The doors at the Whole Woman’s Clinic were still open Friday, but anyone seeking an abortion was turned away.
And that’s the way it will stay at the clinic on the far west side of town — barring a court ruling — now that a federal appeals court has allowed a comprehensive abortion law to fully take effect in Texas.
Opponents of the new law vow to take their fight to the U.S. Supreme Court.
“Texas faces a healthcare crisis brought on by its legislators,” said Amy Hagstrom Miller, founder and president of Whole Woman’s Health. “Texas politicians have done the unconscionable.
“Beginning today, we will see the dire effects on women and families in Texas.”
Procedures stopped not only at the Fort Worth clinic but also at the Whole Woman’s Clinic in McAllen and any other Texas facilities that don’t meet the standards of ambulatory surgical centers, as required by the law. The 5th U.S. Circuit Court of Appeals in New Orleans allowed it to take effect late Thursday.
Two years ago, Texas had more than 40 abortion clinics.
Today, it has seven or eight, according to different groups’ estimates.
“Obviously, I’m pleased with the ruling,” said Kyleen Wright of Mansfield, president of the Texans for Life Coalition, who helped push for the legislation. “This has always been about women’s health and protecting the safety of women.”
Regarding the newly closed clinics, she said, “It’s very telling that they can’t comply.”
Workers at the Whole Woman’s Clinic were busy calling patients Friday to cancel appointments in the coming days and weeks.
“We had to suspend abortion care services immediately,” Miller said.
Abortions aren’t performed there every week, but when they are, the clinic can typically handle 70 to 100 women over three days when the clinic is open on a weekend, Miller said.
On Friday afternoon, the parking lot was empty. A message on the clinic’s website says that “because of unnecessary restrictions passed by the Texas legislature, we are unfortunately unable to see patients at our Fort Worth location.”
The Fort Worth clinic had no abortions scheduled this weekend, but officials said workers were trying to help women with follow-up appointments, counseling or lab work.
“We are dealing with folks walking in who have questions,” Miller said. “We are looking at ways we may be able to offer help. … In no way, shape or form will we meet the need in the community for abortion services.”
Only a few clinics in Texas — one in Fort Worth, one in Austin, two in Dallas and two in Houston — now meet the legal requirements.
One local clinic remains open: the 1-year-old Planned Parenthood Southwest Fort Worth Health Center, a $6.5 million licensed ambulatory surgical center that was privately funded by North Texas contributors.
“Our facility in Fort Worth was not impacted by this ruling,” said Kelly Hart, senior director of government relations for Planned Parenthood of Greater Texas.
House Bill 2
The new restrictions are part of House Bill 2, a comprehensive abortion law approved last year by the Republican-led Legislature.

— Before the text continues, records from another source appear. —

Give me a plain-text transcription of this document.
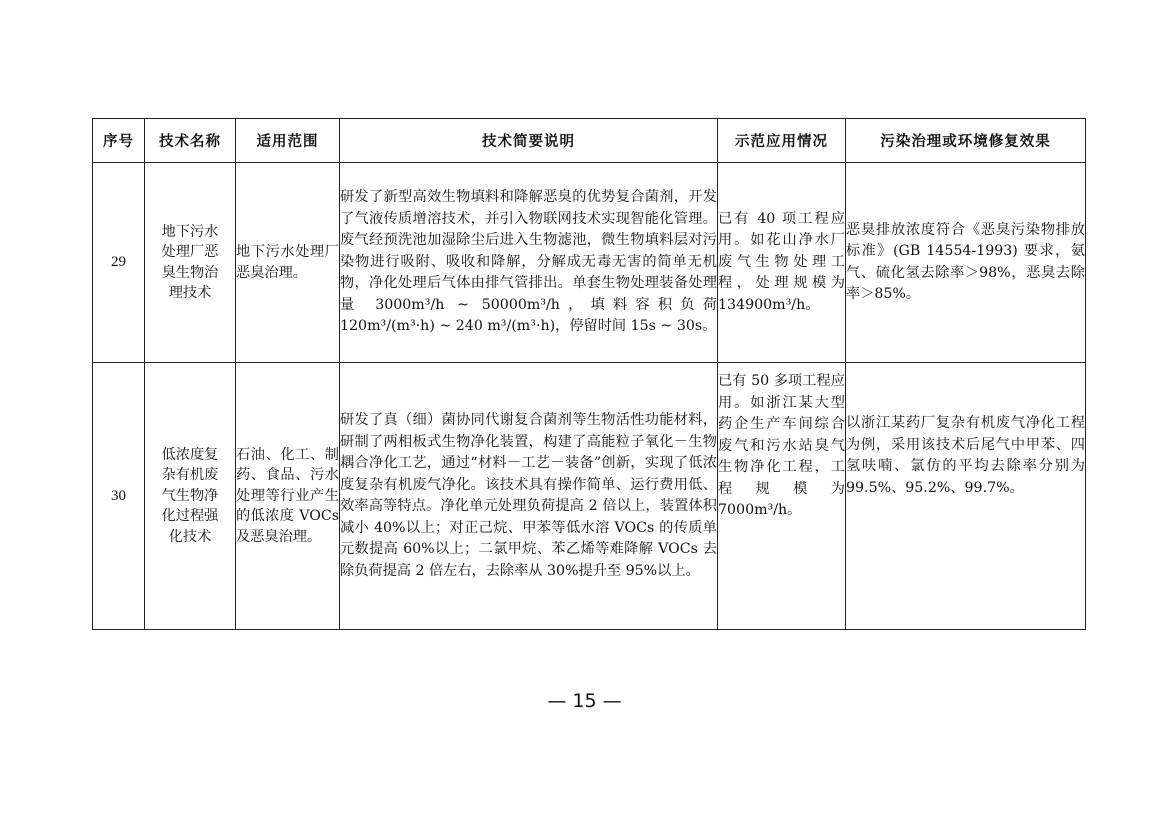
序号	技术名称	适用范围	技术简要说明	示范应用情况	污染治理或环境修复效果
29	地下污水处理厂恶臭生物治理技术	地下污水处理厂恶臭治理。	研发了新型高效生物填料和降解恶臭的优势复合菌剂，开发了气液传质增溶技术，并引入物联网技术实现智能化管理。废气经预洗池加湿除尘后进入生物滤池，微生物填料层对污染物进行吸附、吸收和降解，分解成无毒无害的简单无机物，净化处理后气体由排气管排出。单套生物处理装备处理量 3000m³/h ~ 50000m³/h，填料容积负荷 120m³/(m³·h) ~ 240 m³/(m³·h)，停留时间 15s ~ 30s。	已有 40 项工程应用。如花山净水厂废气生物处理工程，处理规模为 134900m³/h。	恶臭排放浓度符合《恶臭污染物排放标准》(GB 14554-1993) 要求，氨气、硫化氢去除率＞98%，恶臭去除率＞85%。
30	低浓度复杂有机废气生物净化过程强化技术	石油、化工、制药、食品、污水处理等行业产生的低浓度 VOCs 及恶臭治理。	研发了真（细）菌协同代谢复合菌剂等生物活性功能材料，研制了两相板式生物净化装置，构建了高能粒子氧化－生物耦合净化工艺，通过“材料－工艺－装备”创新，实现了低浓度复杂有机废气净化。该技术具有操作简单、运行费用低、效率高等特点。净化单元处理负荷提高 2 倍以上，装置体积减小 40%以上；对正己烷、甲苯等低水溶 VOCs 的传质单元数提高 60%以上；二氯甲烷、苯乙烯等难降解 VOCs 去除负荷提高 2 倍左右，去除率从 30%提升至 95%以上。	已有 50 多项工程应用。如浙江某大型药企生产车间综合废气和污水站臭气生物净化工程，工程规模为 7000m³/h。	以浙江某药厂复杂有机废气净化工程为例，采用该技术后尾气中甲苯、四氢呋喃、氯仿的平均去除率分别为 99.5%、95.2%、99.7%。
— 15 —
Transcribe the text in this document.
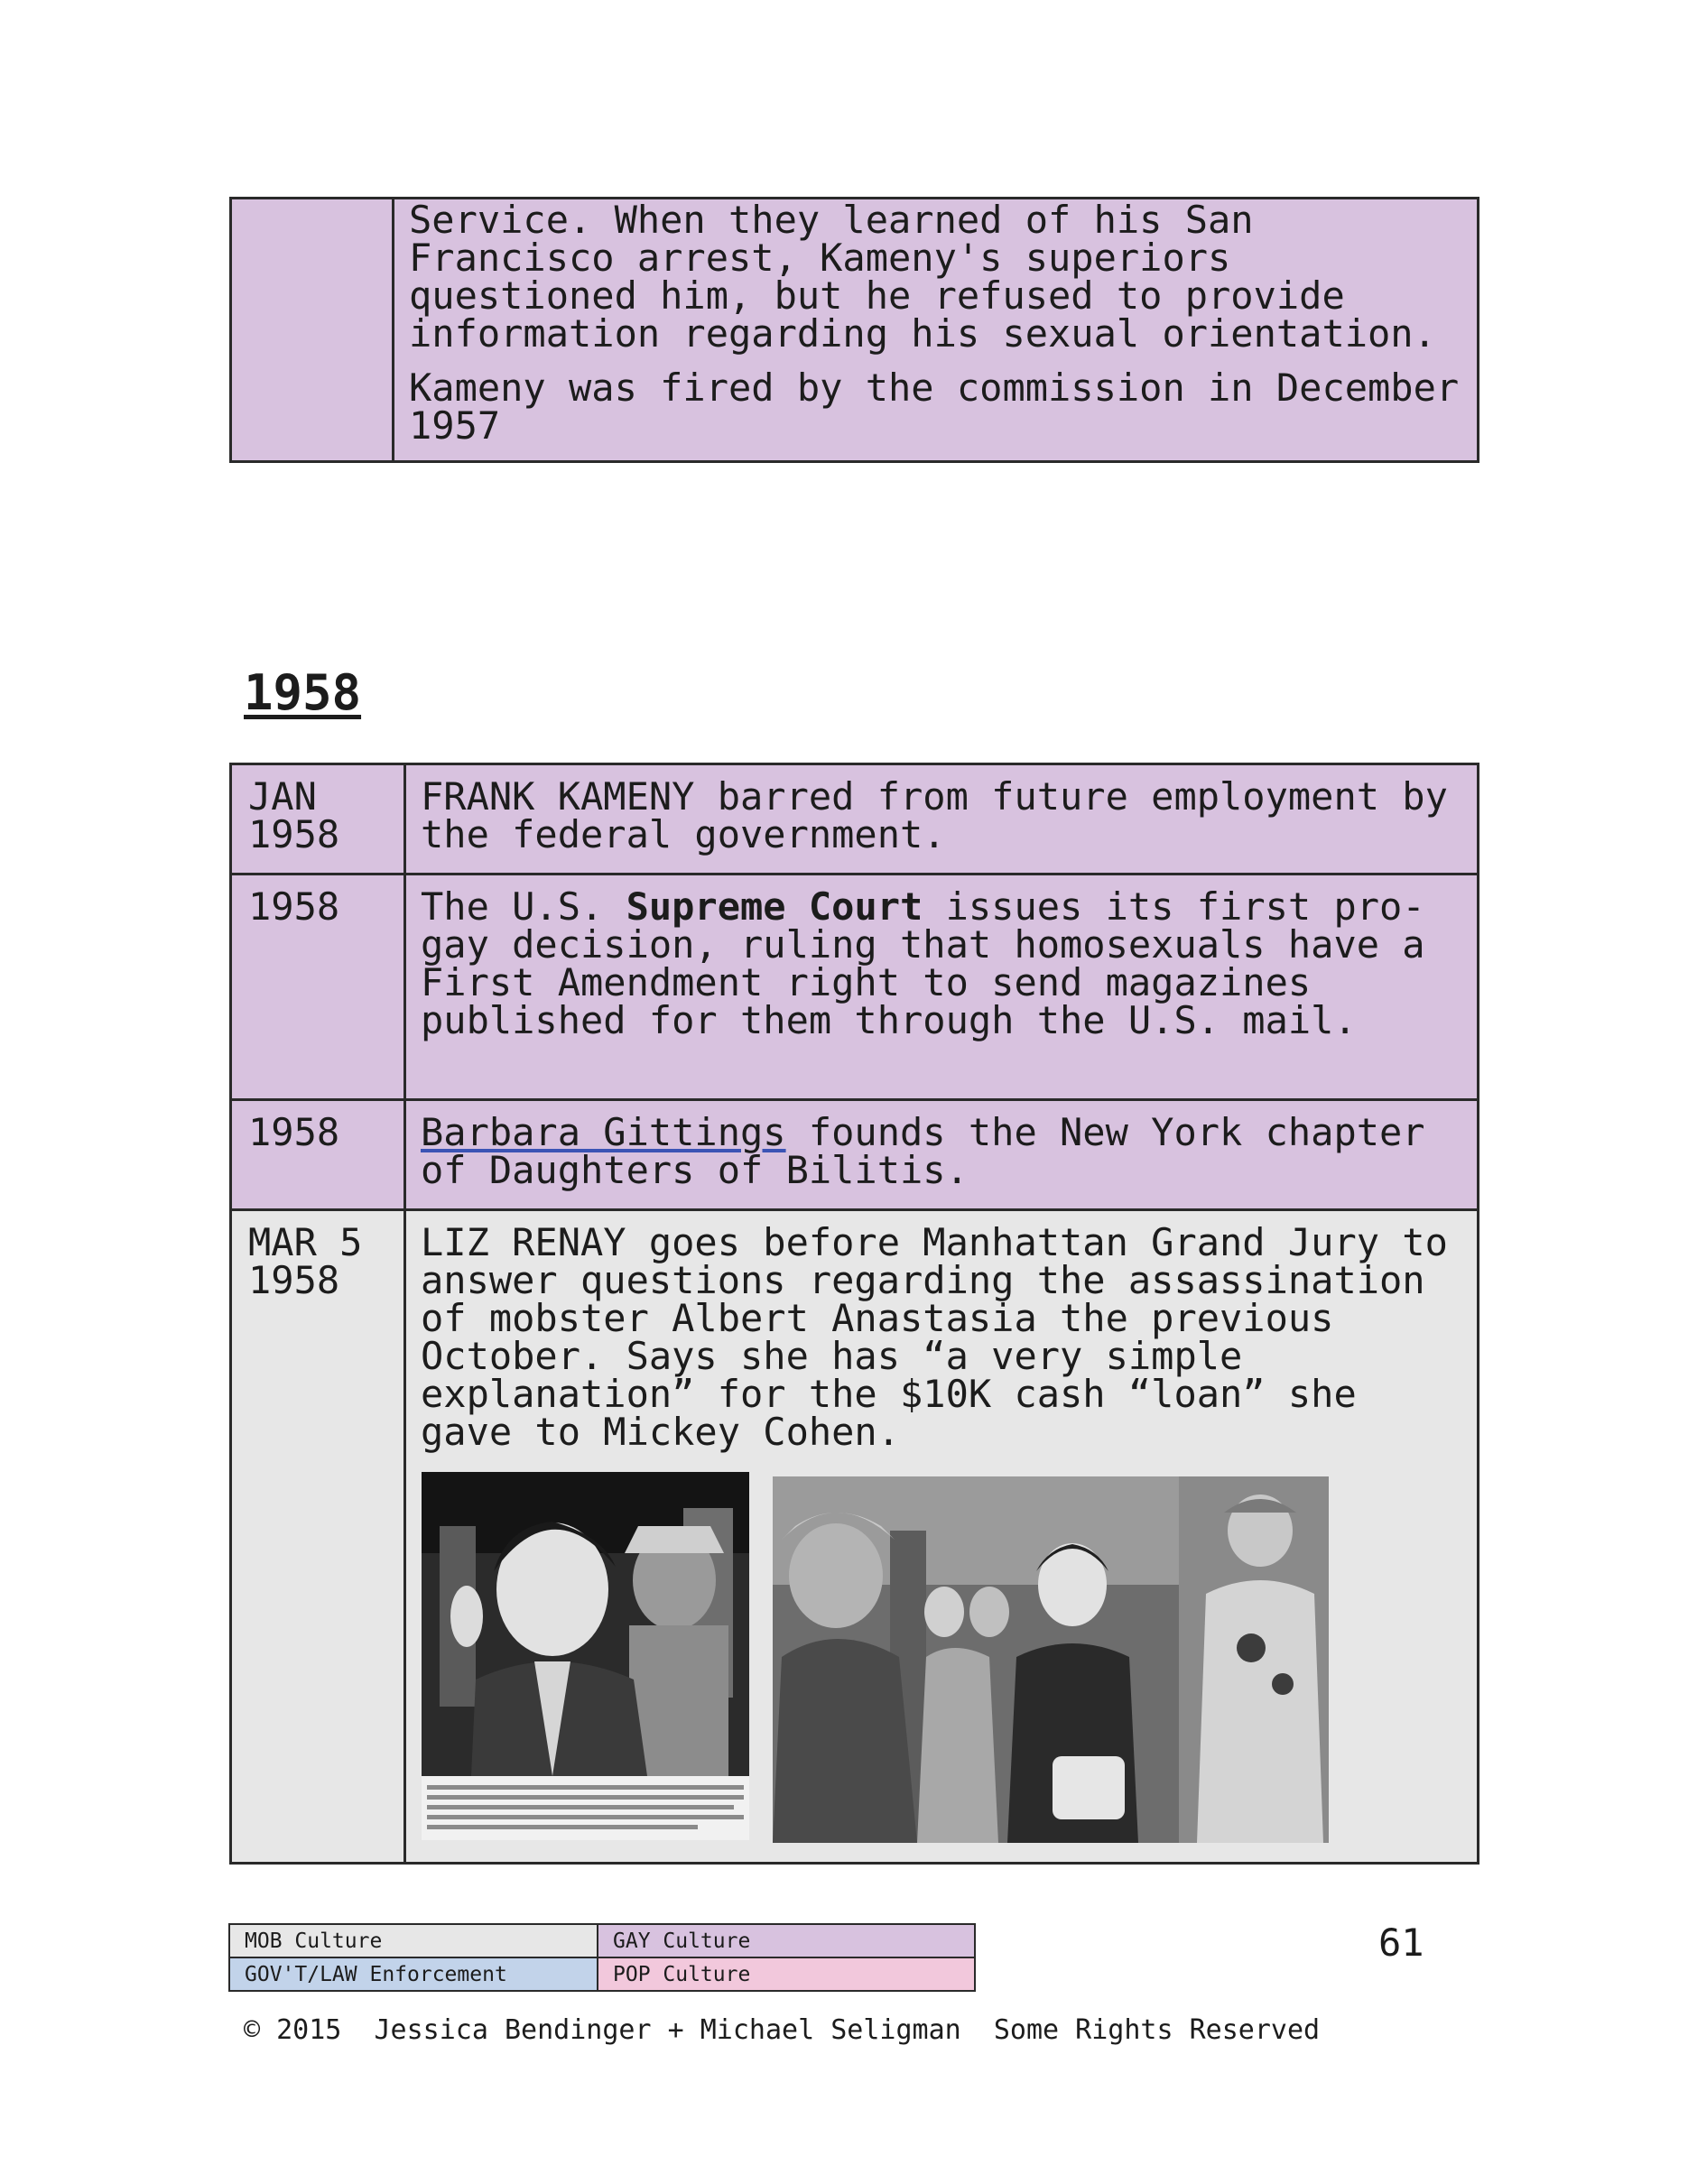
Service. When they learned of his San Francisco arrest, Kameny's superiors questioned him, but he refused to provide information regarding his sexual orientation.

Kameny was fired by the commission in December 1957

1958
JAN 1958	FRANK KAMENY barred from future employment by the federal government.
1958	The U.S. Supreme Court issues its first pro-gay decision, ruling that homosexuals have a First Amendment right to send magazines published for them through the U.S. mail.
1958	Barbara Gittings founds the New York chapter of Daughters of Bilitis.
MAR 5 1958	LIZ RENAY goes before Manhattan Grand Jury to answer questions regarding the assassination of mobster Albert Anastasia the previous October. Says she has “a very simple explanation” for the $10K cash “loan” she gave to Mickey Cohen.
MOB Culture	GAY Culture
GOV'T/LAW Enforcement	POP Culture
61
© 2015  Jessica Bendinger + Michael Seligman  Some Rights Reserved
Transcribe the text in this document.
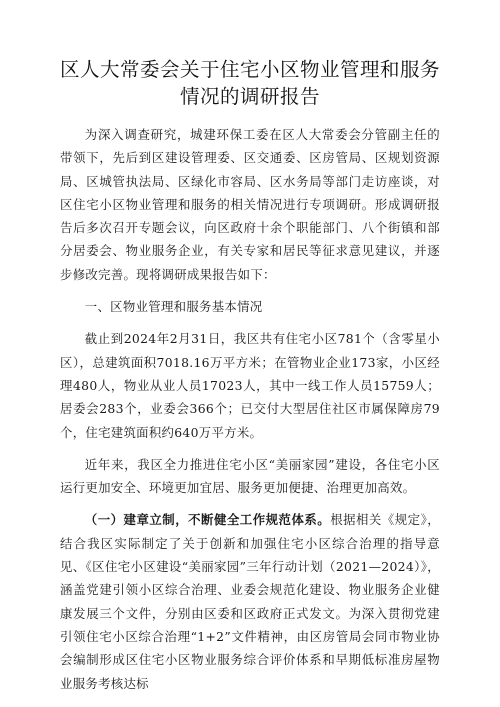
区人大常委会关于住宅小区物业管理和服务
情况的调研报告

为深入调查研究，城建环保工委在区人大常委会分管副主任的带领下，先后到区建设管理委、区交通委、区房管局、区规划资源局、区城管执法局、区绿化市容局、区水务局等部门走访座谈，对区住宅小区物业管理和服务的相关情况进行专项调研。形成调研报告后多次召开专题会议，向区政府十余个职能部门、八个街镇和部分居委会、物业服务企业，有关专家和居民等征求意见建议，并逐步修改完善。现将调研成果报告如下：

一、区物业管理和服务基本情况

截止到2024年2月31日，我区共有住宅小区781个（含零星小区），总建筑面积7018.16万平方米；在管物业企业173家，小区经理480人，物业从业人员17023人，其中一线工作人员15759人；居委会283个，业委会366个；已交付大型居住社区市属保障房79个，住宅建筑面积约640万平方米。

近年来，我区全力推进住宅小区“美丽家园”建设，各住宅小区运行更加安全、环境更加宜居、服务更加便捷、治理更加高效。

（一）建章立制，不断健全工作规范体系。根据相关《规定》，结合我区实际制定了关于创新和加强住宅小区综合治理的指导意见、《区住宅小区建设“美丽家园”三年行动计划（2021—2024）》，涵盖党建引领小区综合治理、业委会规范化建设、物业服务企业健康发展三个文件，分别由区委和区政府正式发文。为深入贯彻党建引领住宅小区综合治理“1+2”文件精神，由区房管局会同市物业协会编制形成区住宅小区物业服务综合评价体系和早期低标准房屋物业服务考核达标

Some say it’s one of the most stringent laws in the country. It requires abortions to be performed at ambulatory surgical centers and requires the doctors performing them to have admitting privileges at nearby hospitals. It also bans abortions after 20 weeks.
The measure was temporarily derailed after state Sen. Wendy Davis, D-Fort Worth, performed a more than 11-hour filibuster that drew national attention. Despite the filibuster drama, lawmakers quickly passed the restrictions a few weeks later.
Most of the law has already been in effect. But one provision — requiring abortion clinics to meet the standards of ambulatory surgical centers, also known as day surgery centers — was scheduled to take effect Sept. 1.
In August, U.S. District Judge Lee Yeakel of Austin, who believed the law was geared more toward limiting access to abortion than toward protecting women, prevented that provision from taking effect.
Thursday’s court ruling lifted that stay, and an appeal of that decision is expected.
“All Texas women today have been relegated to second-class citizens,” said Stephanie Toti, senior counsel for the Center for Reproductive Rights. “The Supreme Court will have to resolve this issue. We fully intend to keep fighting on all these fronts.”
Some said they would be happy if the fight ended here.
“We are elated by the court’s ruling allowing this much-needed protection for women’s health and safety to go into full effect,” said Karen Garnett, executive director of the Catholic Pro-Life Committee of North Texas, the Respect Life Ministry of the Diocese of Dallas.